Gold is an anti-confidence thermometer and when the precious metal is going up along with the U.S. dollar, it shows that the confidence is starting to break, Grosskopf said.
Dealing with the coronavirus fallout means that the central banks around the world will need to go back to heavy easing mode, which is beneficial for gold, Sprott CEO noted.
“China already pumped a massive amount of liquidity into their system in order to offset the shock to the banking system there. They are already printing as fast as they can. Now, you are going to get the same sort of thing in Europe with Italy taking a major hit to GDP,” he said. “You don’t need to be an economist or a student of macro markets to understand that this was not in the plan.”
But in order to fully gauge where gold could go from here, investors need to understand the big picture, which is engrained in too much debt.
“Gold is underpinned by a growing belief that there is too much debt in the government sector and the easing that the central banks have been aiming at the markets are going to continue to be required just to sustain those debt levels,” Grosskopf explained.
The CEO pointed to the Federal Reserve pumping all kinds of liquidity into the system when repo rates spiked in 2019.
“There is so much debt now and they continue to create more and more debt through budget deficits. It is just a fact that no central bank can sustain higher interest rates, so they need to keep printing money to keep what’s currently there going. That’s the bigger picture,” he said.
What this means for gold is a major move higher, including a possible breach of $2,000.
“I recently reviewed a charting package from Cornerstone Macro. The charts almost all unanimously point to between $1,800-$2,000 easily. Gold’s sentiment right now is running very strong. And usually when sentiment runs very strong, there is room for a bit of a short-term correction but nothing major. I would say pretty confidently that the charts point to $2,000 plus,” Grosskopf said.

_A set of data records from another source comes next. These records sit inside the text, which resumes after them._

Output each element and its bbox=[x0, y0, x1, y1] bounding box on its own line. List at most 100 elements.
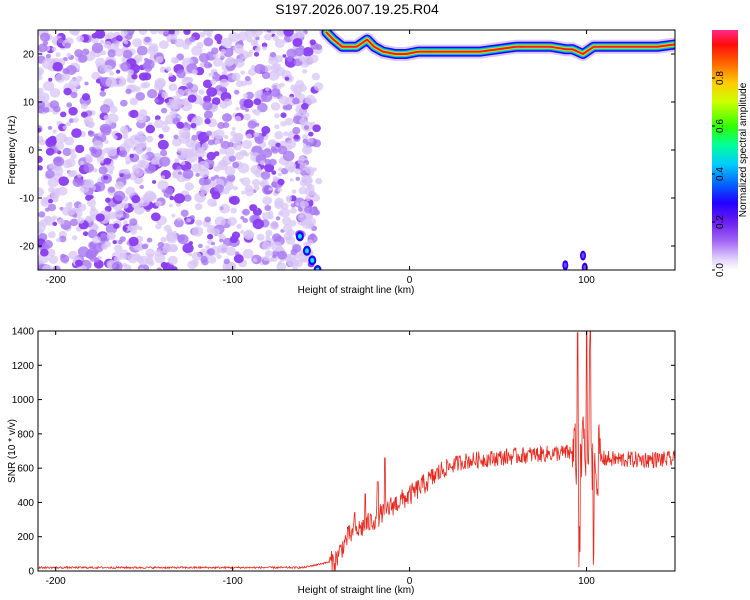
noise-speckle bbox=[272, 148, 279, 154]
noise-speckle bbox=[243, 113, 251, 121]
noise-speckle bbox=[265, 87, 270, 92]
noise-speckle bbox=[261, 126, 271, 135]
noise-speckle bbox=[272, 35, 279, 42]
noise-speckle bbox=[289, 220, 297, 227]
noise-speckle bbox=[113, 223, 120, 229]
noise-speckle bbox=[245, 91, 254, 100]
noise-speckle bbox=[190, 122, 197, 129]
noise-speckle bbox=[99, 39, 105, 45]
noise-speckle bbox=[51, 47, 57, 52]
noise-speckle bbox=[173, 134, 179, 140]
noise-speckle bbox=[283, 131, 289, 137]
noise-speckle bbox=[120, 30, 128, 37]
noise-speckle bbox=[190, 215, 195, 220]
noise-speckle bbox=[304, 148, 310, 154]
noise-speckle bbox=[57, 38, 64, 44]
noise-speckle bbox=[93, 242, 104, 253]
noise-speckle bbox=[38, 43, 48, 53]
streak-core bbox=[297, 233, 302, 239]
noise-speckle bbox=[115, 69, 121, 74]
noise-speckle bbox=[69, 218, 79, 227]
noise-speckle bbox=[95, 57, 106, 67]
noise-speckle bbox=[305, 195, 312, 202]
noise-speckle bbox=[48, 255, 59, 264]
noise-speckle bbox=[180, 161, 186, 166]
noise-speckle bbox=[138, 30, 148, 36]
noise-speckle bbox=[213, 129, 225, 140]
noise-speckle bbox=[194, 203, 203, 211]
noise-speckle bbox=[186, 218, 192, 223]
noise-speckle bbox=[119, 214, 124, 218]
noise-speckle bbox=[122, 262, 128, 268]
noise-speckle bbox=[255, 47, 261, 53]
noise-speckle bbox=[204, 110, 213, 119]
noise-speckle bbox=[100, 104, 111, 114]
noise-speckle bbox=[308, 131, 314, 137]
noise-speckle bbox=[157, 180, 169, 191]
noise-speckle bbox=[205, 245, 210, 250]
noise-speckle bbox=[229, 195, 240, 205]
noise-speckle bbox=[63, 136, 69, 142]
noise-speckle bbox=[233, 254, 244, 264]
noise-speckle bbox=[249, 49, 254, 54]
noise-speckle bbox=[286, 55, 293, 62]
noise-speckle bbox=[138, 109, 148, 117]
noise-speckle bbox=[63, 87, 72, 96]
noise-speckle bbox=[301, 103, 309, 110]
colorbar-gradient bbox=[712, 30, 738, 270]
noise-speckle bbox=[289, 178, 294, 182]
noise-speckle bbox=[52, 129, 57, 134]
noise-speckle bbox=[60, 111, 67, 118]
noise-speckle bbox=[173, 193, 185, 204]
noise-speckle bbox=[118, 78, 127, 86]
noise-speckle bbox=[271, 241, 283, 252]
noise-speckle bbox=[139, 135, 147, 142]
noise-speckle bbox=[111, 37, 117, 43]
noise-speckle bbox=[38, 211, 46, 218]
noise-speckle bbox=[182, 132, 189, 138]
noise-speckle bbox=[108, 170, 114, 175]
noise-speckle bbox=[141, 243, 149, 250]
noise-speckle bbox=[306, 184, 315, 192]
noise-speckle bbox=[64, 42, 71, 49]
snr-series-line bbox=[38, 331, 675, 571]
noise-speckle bbox=[166, 233, 178, 244]
noise-speckle bbox=[295, 176, 301, 181]
noise-speckle bbox=[253, 98, 262, 106]
noise-speckle bbox=[129, 109, 139, 119]
noise-speckle bbox=[178, 171, 182, 175]
noise-speckle bbox=[224, 147, 235, 157]
noise-speckle bbox=[277, 172, 282, 177]
noise-speckle bbox=[129, 153, 134, 158]
noise-speckle bbox=[48, 187, 55, 193]
noise-speckle bbox=[114, 244, 123, 253]
noise-speckle bbox=[108, 211, 117, 220]
noise-speckle bbox=[223, 258, 230, 265]
noise-speckle bbox=[97, 156, 105, 164]
noise-speckle bbox=[160, 261, 168, 269]
y-tick-label: 1000 bbox=[12, 395, 35, 406]
noise-speckle bbox=[119, 173, 124, 178]
noise-speckle bbox=[252, 218, 264, 230]
noise-speckle bbox=[211, 191, 221, 200]
noise-speckle bbox=[191, 134, 198, 141]
noise-speckle bbox=[47, 177, 59, 188]
noise-speckle bbox=[292, 244, 302, 253]
noise-speckle bbox=[204, 61, 212, 69]
noise-speckle bbox=[70, 91, 78, 99]
noise-speckle bbox=[154, 98, 160, 103]
x-tick-label: -200 bbox=[46, 576, 66, 587]
noise-speckle bbox=[112, 240, 117, 245]
noise-speckle bbox=[158, 133, 164, 139]
noise-speckle bbox=[89, 146, 96, 152]
noise-speckle bbox=[159, 40, 169, 49]
y-tick-label: 0 bbox=[28, 567, 34, 578]
noise-speckle bbox=[38, 187, 45, 197]
noise-speckle bbox=[57, 186, 68, 196]
noise-speckle bbox=[292, 266, 298, 270]
noise-speckle bbox=[222, 187, 230, 195]
noise-speckle bbox=[50, 190, 60, 200]
x-tick-label: 100 bbox=[578, 576, 595, 587]
noise-speckle bbox=[207, 233, 214, 240]
noise-speckle bbox=[123, 212, 130, 219]
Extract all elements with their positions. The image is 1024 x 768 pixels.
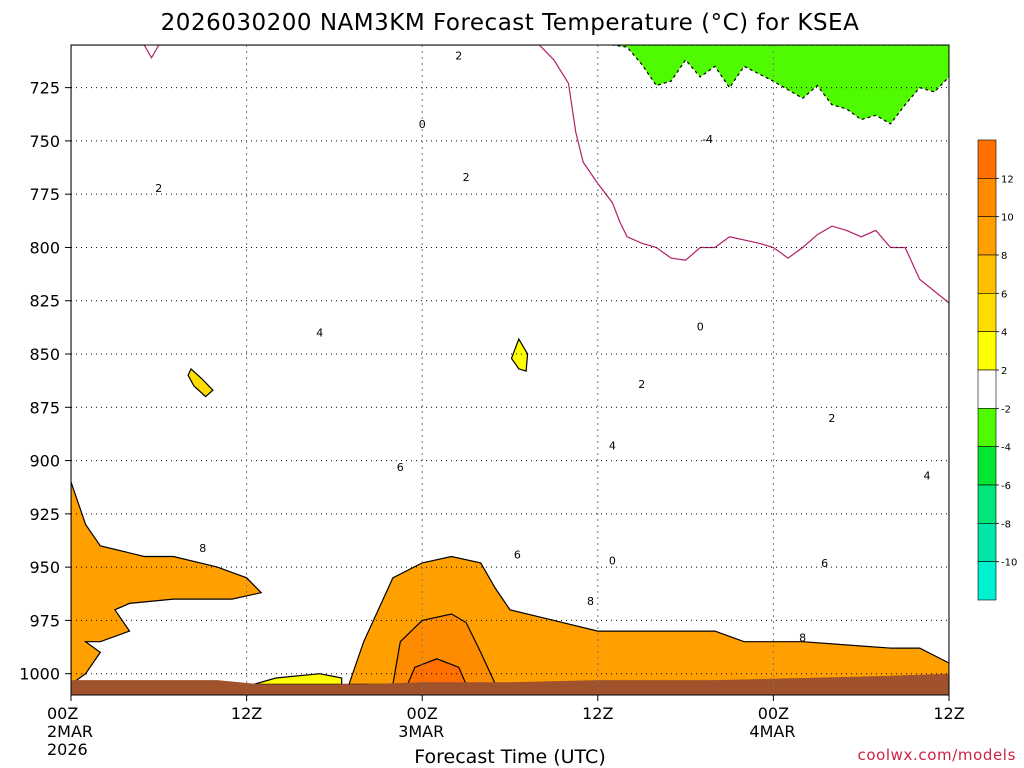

In terms of investment opportunities, Sprott CEO highlighted small cap gold equities and silver as having the most potential at the moment.
“The big caps gold equities have already reflected increased investor interest. But a lot of the smaller caps are still left behind and ignored. I would say pick a portfolio of smaller capped gold stocks that are leveraged to the gold price and you would probably get 3x the participation of bullion itself,” he noted.
Grosskopf sees silver catching up to gold in a major way due to its industrial and investment components.
“When gold moves, silver usually moves more, it is a smaller market. There is an industrial market for silver, which is a big percentage of the market. Conversely, the investment potion of silver is a very small portion of the market. But when gold is running, investment dollars flood into silver and squeeze it a lot quicker than gold,” he said.
“[Also], silver is mostly a byproduct of lead and zinc and if the economy is slowing and base metals prices are down, which is the case currently, a lot of those base metal mines slow down or cease production. So, all of a sudden, there is not as much silver being produced,” he added.